The mutiny might have seemed well-choreographed to the casual observer, but the truth was that it was a spontaneous flare-up of anger and resentment targeted at both the prison-guards and cell prefects – the twin symbols of oppression and impunity. A dashing little young man with a wiry frame and sly eyes named Ceska and who was in for possession, started it all when he broke the line and dashed towards the front while yelling at the top of his voice and waving his mruru high above his head. The war-cry was taken up by the rest of the population as though their collective hunger had found a voice that had whispered madness into their ears simultaneously, such that there was no more talking sense into them even at the threat of dire physical violence.

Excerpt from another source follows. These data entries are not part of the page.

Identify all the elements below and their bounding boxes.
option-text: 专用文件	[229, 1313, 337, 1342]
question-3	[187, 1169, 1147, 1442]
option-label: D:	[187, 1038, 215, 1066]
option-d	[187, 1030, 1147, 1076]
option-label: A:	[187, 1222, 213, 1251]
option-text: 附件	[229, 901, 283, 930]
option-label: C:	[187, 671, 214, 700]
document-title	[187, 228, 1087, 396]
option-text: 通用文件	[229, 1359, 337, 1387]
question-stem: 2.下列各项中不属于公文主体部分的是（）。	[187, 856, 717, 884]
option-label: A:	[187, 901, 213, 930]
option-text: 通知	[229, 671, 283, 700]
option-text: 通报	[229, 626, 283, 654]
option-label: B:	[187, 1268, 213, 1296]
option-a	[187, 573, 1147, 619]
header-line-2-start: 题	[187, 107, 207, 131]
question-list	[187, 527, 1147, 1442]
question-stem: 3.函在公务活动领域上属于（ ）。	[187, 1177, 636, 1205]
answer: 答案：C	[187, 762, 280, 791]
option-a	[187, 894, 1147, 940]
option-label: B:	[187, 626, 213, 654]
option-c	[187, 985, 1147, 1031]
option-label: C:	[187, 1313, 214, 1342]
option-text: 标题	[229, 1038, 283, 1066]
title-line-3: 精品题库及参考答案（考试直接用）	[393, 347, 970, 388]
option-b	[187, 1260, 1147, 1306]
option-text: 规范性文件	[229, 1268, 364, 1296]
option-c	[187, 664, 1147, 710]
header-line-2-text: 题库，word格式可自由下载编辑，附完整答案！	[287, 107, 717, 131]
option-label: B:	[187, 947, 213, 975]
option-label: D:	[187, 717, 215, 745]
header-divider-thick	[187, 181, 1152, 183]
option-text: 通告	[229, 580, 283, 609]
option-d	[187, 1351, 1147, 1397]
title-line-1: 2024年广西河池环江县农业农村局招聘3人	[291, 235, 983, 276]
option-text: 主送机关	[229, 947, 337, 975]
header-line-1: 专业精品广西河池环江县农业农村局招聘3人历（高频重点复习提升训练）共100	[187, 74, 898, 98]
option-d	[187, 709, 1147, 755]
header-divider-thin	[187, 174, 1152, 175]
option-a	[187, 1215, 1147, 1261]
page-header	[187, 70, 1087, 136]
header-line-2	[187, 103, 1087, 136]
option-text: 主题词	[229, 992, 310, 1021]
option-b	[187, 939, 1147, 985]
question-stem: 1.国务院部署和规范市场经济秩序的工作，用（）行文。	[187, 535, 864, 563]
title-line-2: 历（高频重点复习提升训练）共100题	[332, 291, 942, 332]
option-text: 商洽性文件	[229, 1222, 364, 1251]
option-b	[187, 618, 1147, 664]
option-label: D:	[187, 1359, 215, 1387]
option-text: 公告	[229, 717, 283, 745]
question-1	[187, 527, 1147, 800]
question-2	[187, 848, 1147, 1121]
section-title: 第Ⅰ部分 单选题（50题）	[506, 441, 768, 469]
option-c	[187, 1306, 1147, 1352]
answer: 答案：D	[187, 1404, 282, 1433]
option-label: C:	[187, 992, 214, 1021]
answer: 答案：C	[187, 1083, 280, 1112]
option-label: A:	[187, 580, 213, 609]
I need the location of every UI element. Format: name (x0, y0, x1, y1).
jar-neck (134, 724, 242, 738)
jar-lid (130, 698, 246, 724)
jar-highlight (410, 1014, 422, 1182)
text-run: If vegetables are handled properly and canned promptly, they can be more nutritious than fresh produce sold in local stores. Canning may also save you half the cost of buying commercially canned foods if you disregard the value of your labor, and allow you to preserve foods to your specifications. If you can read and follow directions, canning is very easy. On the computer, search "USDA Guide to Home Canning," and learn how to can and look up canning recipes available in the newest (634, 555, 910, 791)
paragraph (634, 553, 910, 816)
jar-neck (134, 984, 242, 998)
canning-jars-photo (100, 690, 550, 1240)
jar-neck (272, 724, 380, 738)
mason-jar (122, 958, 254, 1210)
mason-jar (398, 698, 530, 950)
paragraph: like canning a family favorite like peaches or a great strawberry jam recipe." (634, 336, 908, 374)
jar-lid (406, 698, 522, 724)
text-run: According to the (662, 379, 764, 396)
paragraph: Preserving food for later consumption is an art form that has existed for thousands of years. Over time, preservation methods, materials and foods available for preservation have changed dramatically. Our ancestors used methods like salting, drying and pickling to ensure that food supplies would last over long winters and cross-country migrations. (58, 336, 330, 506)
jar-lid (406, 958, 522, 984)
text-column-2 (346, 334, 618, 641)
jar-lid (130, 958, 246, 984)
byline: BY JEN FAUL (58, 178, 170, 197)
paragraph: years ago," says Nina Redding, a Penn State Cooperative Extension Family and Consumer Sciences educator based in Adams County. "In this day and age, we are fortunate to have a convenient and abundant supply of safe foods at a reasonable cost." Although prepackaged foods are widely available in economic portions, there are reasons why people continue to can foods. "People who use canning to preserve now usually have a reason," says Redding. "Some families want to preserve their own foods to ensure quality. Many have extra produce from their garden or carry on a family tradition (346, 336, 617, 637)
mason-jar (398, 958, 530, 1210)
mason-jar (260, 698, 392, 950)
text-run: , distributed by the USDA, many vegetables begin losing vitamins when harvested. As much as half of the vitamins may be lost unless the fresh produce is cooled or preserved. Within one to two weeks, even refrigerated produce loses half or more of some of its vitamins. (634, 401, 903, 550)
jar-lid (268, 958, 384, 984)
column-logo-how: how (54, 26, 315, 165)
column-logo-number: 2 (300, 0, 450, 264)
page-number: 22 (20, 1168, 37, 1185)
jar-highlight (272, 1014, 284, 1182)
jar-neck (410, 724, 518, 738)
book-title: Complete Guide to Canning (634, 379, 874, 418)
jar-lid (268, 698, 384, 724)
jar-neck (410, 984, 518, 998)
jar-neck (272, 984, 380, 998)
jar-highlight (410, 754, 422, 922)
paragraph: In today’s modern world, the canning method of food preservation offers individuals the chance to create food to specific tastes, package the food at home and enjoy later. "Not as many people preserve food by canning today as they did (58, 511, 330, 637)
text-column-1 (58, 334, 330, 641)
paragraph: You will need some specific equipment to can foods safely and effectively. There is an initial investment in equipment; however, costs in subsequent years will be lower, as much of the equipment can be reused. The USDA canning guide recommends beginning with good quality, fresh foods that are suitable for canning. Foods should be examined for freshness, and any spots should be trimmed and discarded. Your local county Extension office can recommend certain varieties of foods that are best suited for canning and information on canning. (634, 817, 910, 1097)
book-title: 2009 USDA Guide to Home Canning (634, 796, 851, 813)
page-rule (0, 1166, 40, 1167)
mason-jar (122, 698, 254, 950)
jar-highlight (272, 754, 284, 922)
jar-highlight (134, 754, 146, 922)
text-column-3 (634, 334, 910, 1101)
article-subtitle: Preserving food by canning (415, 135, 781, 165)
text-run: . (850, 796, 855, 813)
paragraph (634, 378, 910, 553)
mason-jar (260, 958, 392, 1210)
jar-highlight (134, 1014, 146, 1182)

“Hapana Afande!” (No, sir. I won’t!)
A defiant face. A hand raised up against the ill intentions of the oppressor and his dreaded sjambok. The crack of a whip down a shirtless back, black and gleaming with sweat. Blood gushing from a gash on opened skin, streaming thick and heavy like newly mined oil. Violence should ordinarily have been enough to scare the mutineers into capitulation, but not this time. Too late for mere threats. Boots crushed on naked skulls. Batons swung up and down, beating down on defenseless bodies, intent on inculcating painful lessons on submission.
It ended almost as soon as it had begun. Twenty prisoners lay unconscious. The food that they had been fighting over lay strewn all over the courtyard, as if mocking the mutineers. The rest of the prisoners, all variously injured, were forced back to their cells on empty stomachs – bloody, beat, and broken. Outside, a siren wailed an incessant dirge. Heavy boots trudged the courtyard as prisoners scampered like chicken. Batons clanged on metal. Prison doors banged shut. Amidst all this, the warden loomed large at the centre of the courtyard, shouting orders to his men.
“Put them in their cells! Lock this place down! Waweke ndani! Ndaaani, ndaaani kabisaa!”
The prison shushed to a deathly quiet. A groan here, a moan there. Someone wiped his bloodied nose. The clock chimed three.
The collective hunger strike had officially begun.